Studies have shown that just 10-20 minutes of safe summer sun exposure on at least a quarter of the body in a young white person can produce 1000IU of Vitamin D. If you have darker skin you may need longer than that to maintain optimal vitamin D levels. I would recommend keeping your face protected, as the skin is much thinner than other areas of the body and at a higher risk of damage, but aim to get at least a quarter of the rest of your body exposed for this short period of time when the sun is high.

That’s all fine during the summer months when the sun is shining and the temperatures are warm, however if you live somewhere like Ireland, high in the northern hemisphere, the correct UVB wavelength of sunlight for making vitamin D does not reach us between end of October and end of March, which makes it highly unlikely to sustain adequate vitamin D levels throughout winter without supplementation.

A study in the UK concluded that 47% of adults don’t even reach levels of 16ng/ml in the winter/spring season and 87% do not reach the desirable level of 32ng/ml. They noticed too that even in the summer months as much as 61% of people still failed to reach 32ng/ml, the desired levels of vitamin D (Hypponen, 2007).

Supplementation: How much do we need?

There are different views on the level of supplementation of vitamin D. However, it is suggested a recommended range of 20-32ng/ml of vitamin D should be maintained all year round for adults. With careful sun exposure this can be achieved in Ireland in the summer months.

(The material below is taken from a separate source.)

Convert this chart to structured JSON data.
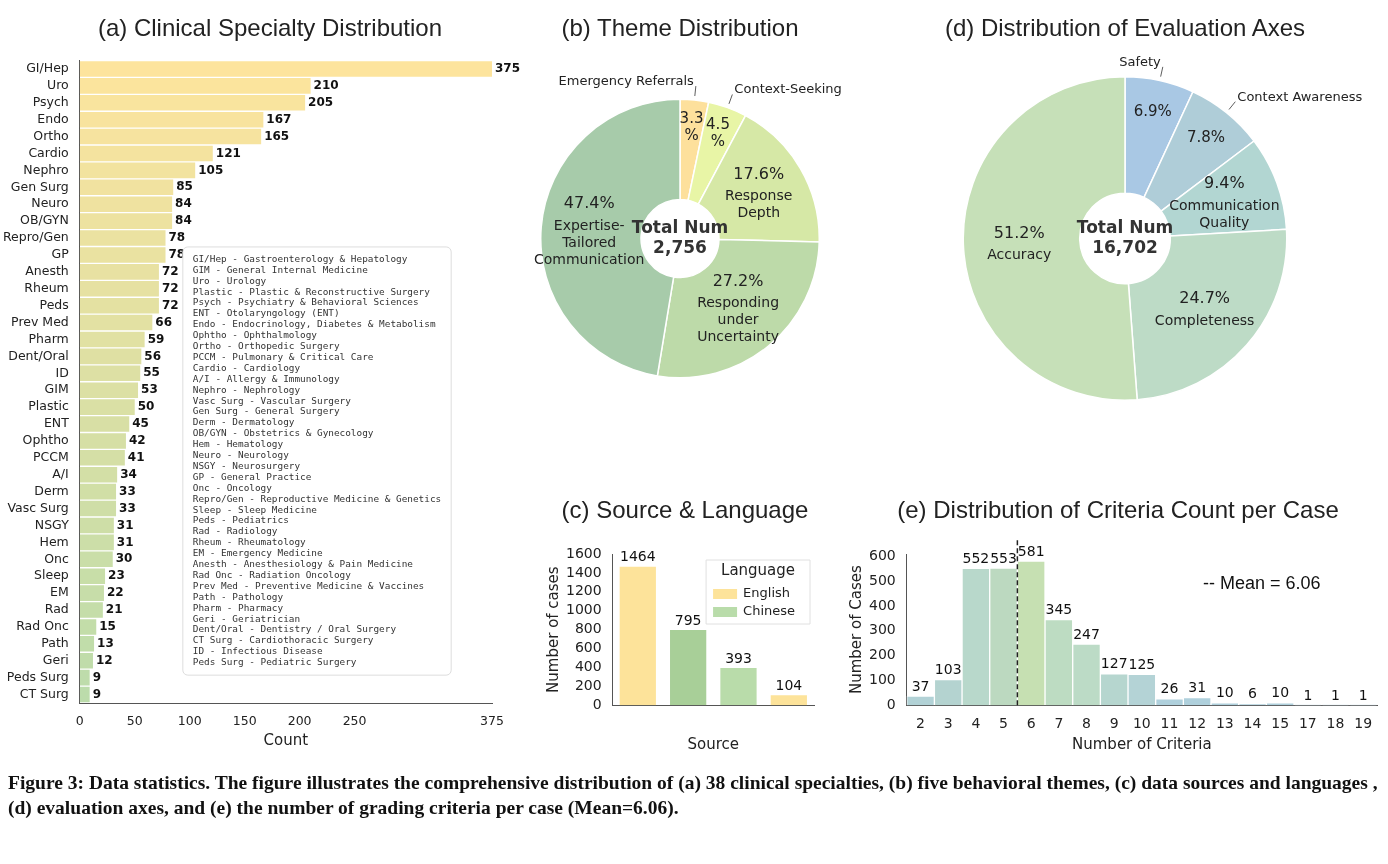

However, during the winter months when UVB rays are not available (due to our high latitude) how much vitamin D should we be taking?

An Irish study calculated to be confident that most adults (97.5%) maintain levels about 20ng/ml during winter a dose of 1,200UU per day is needed (Cashman, 2008) So it is recommended that 1,200IU should be taken as a daily supplement from the end of October until the end of March and safe sun exposure during the summer months.

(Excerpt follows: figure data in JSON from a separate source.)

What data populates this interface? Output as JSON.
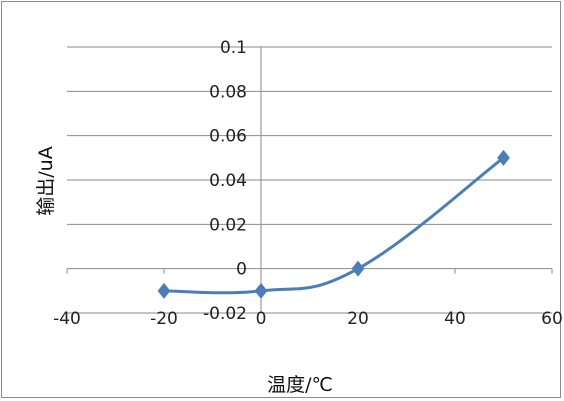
{
  "chart_data": {
    "type": "line",
    "title": "",
    "xlabel": "温度/℃",
    "ylabel": "输出/uA",
    "xlim": [
      -40,
      60
    ],
    "ylim": [
      -0.02,
      0.1
    ],
    "x_ticks": [
      -40,
      -20,
      0,
      20,
      40,
      60
    ],
    "y_ticks": [
      -0.02,
      0,
      0.02,
      0.04,
      0.06,
      0.08,
      0.1
    ],
    "x_tick_labels": [
      "-40",
      "-20",
      "0",
      "20",
      "40",
      "60"
    ],
    "y_tick_labels": [
      "-0.02",
      "0",
      "0.02",
      "0.04",
      "0.06",
      "0.08",
      "0.1"
    ],
    "grid": "horizontal",
    "smooth": true,
    "marker": "diamond",
    "series": [
      {
        "color": "#4a7ebb",
        "x": [
          -20,
          0,
          20,
          50
        ],
        "y": [
          -0.01,
          -0.01,
          0,
          0.05
        ]
      }
    ]
  }
}
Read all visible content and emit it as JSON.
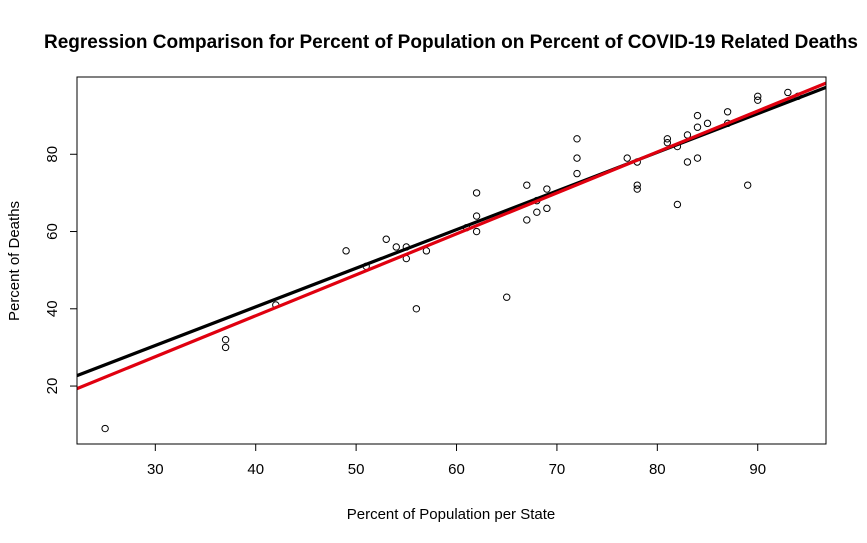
{
  "chart_data": {
    "type": "scatter",
    "title": "Regression Comparison for Percent of Population on Percent of COVID-19 Related Deaths",
    "xlabel": "Percent of Population per State",
    "ylabel": "Percent of Deaths",
    "xlim": [
      22.2,
      96.8
    ],
    "ylim": [
      5,
      100
    ],
    "x_ticks": [
      30,
      40,
      50,
      60,
      70,
      80,
      90
    ],
    "y_ticks": [
      20,
      40,
      60,
      80
    ],
    "points": [
      [
        25,
        9
      ],
      [
        37,
        32
      ],
      [
        37,
        30
      ],
      [
        42,
        41
      ],
      [
        49,
        55
      ],
      [
        51,
        51
      ],
      [
        53,
        58
      ],
      [
        54,
        56
      ],
      [
        55,
        56
      ],
      [
        55,
        53
      ],
      [
        56,
        40
      ],
      [
        57,
        55
      ],
      [
        61,
        61
      ],
      [
        62,
        70
      ],
      [
        62,
        64
      ],
      [
        62,
        60
      ],
      [
        65,
        43
      ],
      [
        67,
        72
      ],
      [
        67,
        63
      ],
      [
        68,
        68
      ],
      [
        68,
        65
      ],
      [
        69,
        71
      ],
      [
        69,
        66
      ],
      [
        72,
        84
      ],
      [
        72,
        79
      ],
      [
        72,
        75
      ],
      [
        77,
        79
      ],
      [
        78,
        78
      ],
      [
        78,
        72
      ],
      [
        78,
        71
      ],
      [
        81,
        84
      ],
      [
        81,
        83
      ],
      [
        82,
        82
      ],
      [
        82,
        67
      ],
      [
        83,
        85
      ],
      [
        83,
        78
      ],
      [
        84,
        90
      ],
      [
        84,
        87
      ],
      [
        84,
        79
      ],
      [
        85,
        88
      ],
      [
        87,
        91
      ],
      [
        87,
        88
      ],
      [
        89,
        72
      ],
      [
        90,
        95
      ],
      [
        90,
        94
      ],
      [
        93,
        96
      ],
      [
        94,
        95
      ]
    ],
    "series": [
      {
        "name": "regression-black",
        "color": "#000000",
        "intercept": 0.5,
        "slope": 1.0
      },
      {
        "name": "regression-red",
        "color": "#e0000f",
        "intercept": -4.2,
        "slope": 1.06
      }
    ]
  }
}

It is worth noting that there are a number of factors that affect the production of vitamin D in the skin:

Age: As you get older, your body is less effective at converting the sun’s UVB radiation into vitamin D

Latitude: For those of us living in higher latitudes, the correct wavelength of UVB light to manufacture vitamin D does not reach us from mid October to the end of March

Skin Colour: The darker your skin colour, the more melanin you have which absorbs UVB so more time is needed in the sun to make vitamin D

Sunscreen: using sunblock as low as SPF 15 can reduce vitamin D production by 98%

Body fat: Vitamin D is taken up by fat cells which means less is in circulation

Skin exposure: greater skin exposure means great areas available for vitamin D synthesis.

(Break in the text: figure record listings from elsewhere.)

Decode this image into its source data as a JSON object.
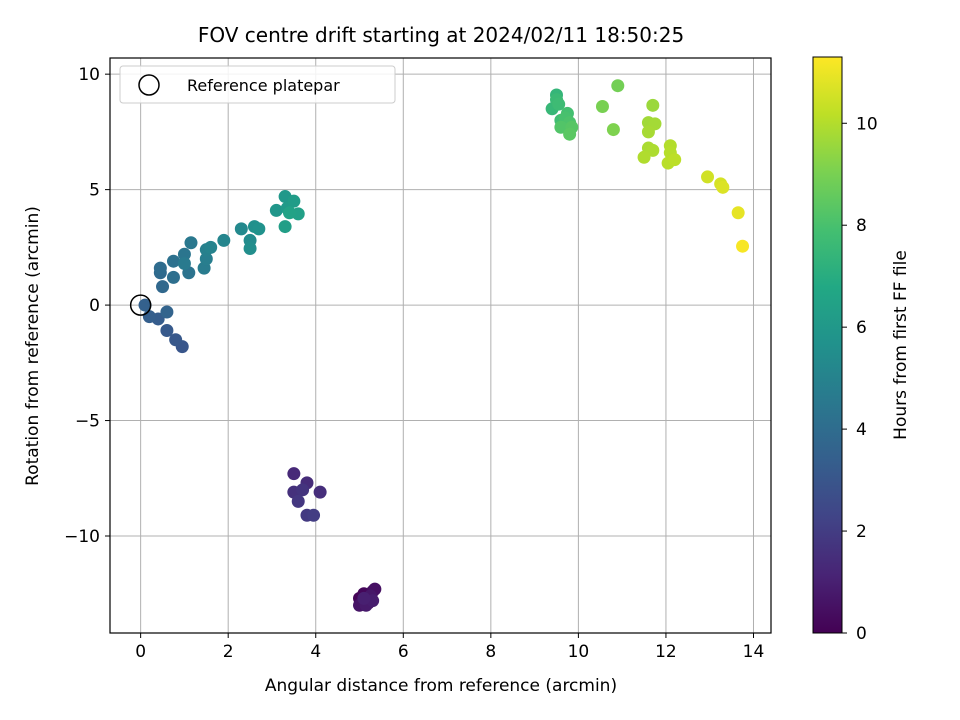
{
  "chart_data": {
    "type": "scatter",
    "title": "FOV centre drift starting at 2024/02/11 18:50:25",
    "xlabel": "Angular distance from reference (arcmin)",
    "ylabel": "Rotation from reference (arcmin)",
    "xlim": [
      -0.7,
      14.4
    ],
    "ylim": [
      -14.2,
      10.7
    ],
    "xticks": [
      0,
      2,
      4,
      6,
      8,
      10,
      12,
      14
    ],
    "xtick_labels": [
      "0",
      "2",
      "4",
      "6",
      "8",
      "10",
      "12",
      "14"
    ],
    "yticks": [
      -10,
      -5,
      0,
      5,
      10
    ],
    "ytick_labels": [
      "−10",
      "−5",
      "0",
      "5",
      "10"
    ],
    "grid": true,
    "legend": {
      "entries": [
        {
          "label": "Reference platepar",
          "marker": "open-circle"
        }
      ],
      "position": "top-left"
    },
    "reference_point": {
      "x": 0,
      "y": 0
    },
    "colorbar": {
      "label": "Hours from first FF file",
      "colormap": "viridis",
      "range": [
        0,
        11.3
      ],
      "ticks": [
        0,
        2,
        4,
        6,
        8,
        10
      ],
      "tick_labels": [
        "0",
        "2",
        "4",
        "6",
        "8",
        "10"
      ]
    },
    "points": [
      {
        "x": 5.0,
        "y": -12.7,
        "h": 0.1
      },
      {
        "x": 5.1,
        "y": -12.5,
        "h": 0.2
      },
      {
        "x": 5.2,
        "y": -12.9,
        "h": 0.3
      },
      {
        "x": 5.3,
        "y": -12.4,
        "h": 0.4
      },
      {
        "x": 5.35,
        "y": -12.3,
        "h": 0.5
      },
      {
        "x": 5.0,
        "y": -13.0,
        "h": 0.6
      },
      {
        "x": 5.25,
        "y": -12.6,
        "h": 0.7
      },
      {
        "x": 5.15,
        "y": -13.0,
        "h": 0.8
      },
      {
        "x": 5.3,
        "y": -12.8,
        "h": 0.9
      },
      {
        "x": 5.1,
        "y": -12.7,
        "h": 1.0
      },
      {
        "x": 3.5,
        "y": -7.3,
        "h": 1.3
      },
      {
        "x": 3.8,
        "y": -7.7,
        "h": 1.4
      },
      {
        "x": 4.1,
        "y": -8.1,
        "h": 1.5
      },
      {
        "x": 3.5,
        "y": -8.1,
        "h": 1.6
      },
      {
        "x": 3.7,
        "y": -8.0,
        "h": 1.7
      },
      {
        "x": 3.6,
        "y": -8.5,
        "h": 1.8
      },
      {
        "x": 3.8,
        "y": -9.1,
        "h": 1.9
      },
      {
        "x": 3.95,
        "y": -9.1,
        "h": 2.0
      },
      {
        "x": 0.95,
        "y": -1.8,
        "h": 3.0
      },
      {
        "x": 0.8,
        "y": -1.5,
        "h": 3.1
      },
      {
        "x": 0.6,
        "y": -1.1,
        "h": 3.2
      },
      {
        "x": 0.4,
        "y": -0.6,
        "h": 3.3
      },
      {
        "x": 0.2,
        "y": -0.5,
        "h": 3.4
      },
      {
        "x": 0.1,
        "y": 0.0,
        "h": 3.5
      },
      {
        "x": 0.6,
        "y": -0.3,
        "h": 3.6
      },
      {
        "x": 0.5,
        "y": 0.8,
        "h": 3.8
      },
      {
        "x": 0.45,
        "y": 1.4,
        "h": 3.9
      },
      {
        "x": 0.45,
        "y": 1.6,
        "h": 4.0
      },
      {
        "x": 0.75,
        "y": 1.2,
        "h": 4.1
      },
      {
        "x": 0.75,
        "y": 1.9,
        "h": 4.2
      },
      {
        "x": 1.1,
        "y": 1.4,
        "h": 4.3
      },
      {
        "x": 1.0,
        "y": 2.2,
        "h": 4.4
      },
      {
        "x": 1.15,
        "y": 2.7,
        "h": 4.5
      },
      {
        "x": 1.0,
        "y": 1.8,
        "h": 4.6
      },
      {
        "x": 1.45,
        "y": 1.6,
        "h": 4.7
      },
      {
        "x": 1.5,
        "y": 2.0,
        "h": 4.8
      },
      {
        "x": 1.5,
        "y": 2.4,
        "h": 4.9
      },
      {
        "x": 1.6,
        "y": 2.5,
        "h": 5.0
      },
      {
        "x": 1.9,
        "y": 2.8,
        "h": 5.1
      },
      {
        "x": 2.3,
        "y": 3.3,
        "h": 5.3
      },
      {
        "x": 2.5,
        "y": 2.8,
        "h": 5.4
      },
      {
        "x": 2.5,
        "y": 2.45,
        "h": 5.5
      },
      {
        "x": 2.6,
        "y": 3.4,
        "h": 5.6
      },
      {
        "x": 2.7,
        "y": 3.3,
        "h": 5.7
      },
      {
        "x": 3.1,
        "y": 4.1,
        "h": 5.9
      },
      {
        "x": 3.3,
        "y": 4.7,
        "h": 6.0
      },
      {
        "x": 3.35,
        "y": 4.2,
        "h": 6.1
      },
      {
        "x": 3.5,
        "y": 4.5,
        "h": 6.2
      },
      {
        "x": 3.3,
        "y": 3.4,
        "h": 6.3
      },
      {
        "x": 3.6,
        "y": 3.95,
        "h": 6.4
      },
      {
        "x": 3.4,
        "y": 4.0,
        "h": 6.5
      },
      {
        "x": 9.5,
        "y": 9.1,
        "h": 7.4
      },
      {
        "x": 9.4,
        "y": 8.5,
        "h": 7.5
      },
      {
        "x": 9.5,
        "y": 8.9,
        "h": 7.6
      },
      {
        "x": 9.55,
        "y": 8.7,
        "h": 7.7
      },
      {
        "x": 9.6,
        "y": 8.0,
        "h": 7.8
      },
      {
        "x": 9.75,
        "y": 8.3,
        "h": 7.9
      },
      {
        "x": 9.7,
        "y": 8.1,
        "h": 8.0
      },
      {
        "x": 9.8,
        "y": 7.9,
        "h": 8.1
      },
      {
        "x": 9.6,
        "y": 7.7,
        "h": 8.2
      },
      {
        "x": 9.85,
        "y": 7.7,
        "h": 8.3
      },
      {
        "x": 9.8,
        "y": 7.4,
        "h": 8.4
      },
      {
        "x": 10.9,
        "y": 9.5,
        "h": 8.9
      },
      {
        "x": 10.55,
        "y": 8.6,
        "h": 9.0
      },
      {
        "x": 10.8,
        "y": 7.6,
        "h": 9.1
      },
      {
        "x": 11.7,
        "y": 8.65,
        "h": 9.6
      },
      {
        "x": 11.6,
        "y": 7.9,
        "h": 9.7
      },
      {
        "x": 11.75,
        "y": 7.85,
        "h": 9.75
      },
      {
        "x": 11.6,
        "y": 7.5,
        "h": 9.8
      },
      {
        "x": 11.6,
        "y": 6.8,
        "h": 9.85
      },
      {
        "x": 11.7,
        "y": 6.7,
        "h": 9.9
      },
      {
        "x": 11.5,
        "y": 6.4,
        "h": 9.95
      },
      {
        "x": 12.1,
        "y": 6.9,
        "h": 10.0
      },
      {
        "x": 12.1,
        "y": 6.6,
        "h": 10.05
      },
      {
        "x": 12.05,
        "y": 6.15,
        "h": 10.1
      },
      {
        "x": 12.2,
        "y": 6.3,
        "h": 10.15
      },
      {
        "x": 12.95,
        "y": 5.55,
        "h": 10.5
      },
      {
        "x": 13.25,
        "y": 5.25,
        "h": 10.6
      },
      {
        "x": 13.3,
        "y": 5.1,
        "h": 10.7
      },
      {
        "x": 13.65,
        "y": 4.0,
        "h": 10.9
      },
      {
        "x": 13.75,
        "y": 2.55,
        "h": 11.2
      }
    ]
  }
}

Time of day: The higher the sun the more UVB rays reach the ground

Therefore to maximize health and reduce the risk of many chronic diseases it is not a bad idea to keep an eye on your 25(OH)D (measurement of vitamin D) blood concentration (just as most of us watch the cholesterol levels). The only way to be sure you are supplementing with the right amount for your body is to have your blood levels tested by your doctor on your annual check up to ensure you are keeping it within an optimal, healthy range.


Cashman, K.D., Hill, T. R., Lucey, A. J., Taylor, N., Seamans, K. M., Muldowney, S., et al. Am J Clin Nutr., 2008: 88(6): 1535-42

Holick, M.F., (2004) Sunlight and vitamin D for bone health and prevention of autoimmune diseases, cancers, and cardiovascular disease. The American Journal of Clinical Nutrition. 80(6) 1678S-1688S

Holick, M.F., (2010) The Vitamin D Deficiency Pandemic: a Forgotten Hormone Important for Health. The Public Health Reviews. 32(1), 267-283

Hypponen, E., Power, C., (2007) Hypovitaminosis D in British adults at age 45 y: nationwide cohort study of dietary and lifestyle predictors. The American Journal of Clinical Nutrition. 85(3): 860-8.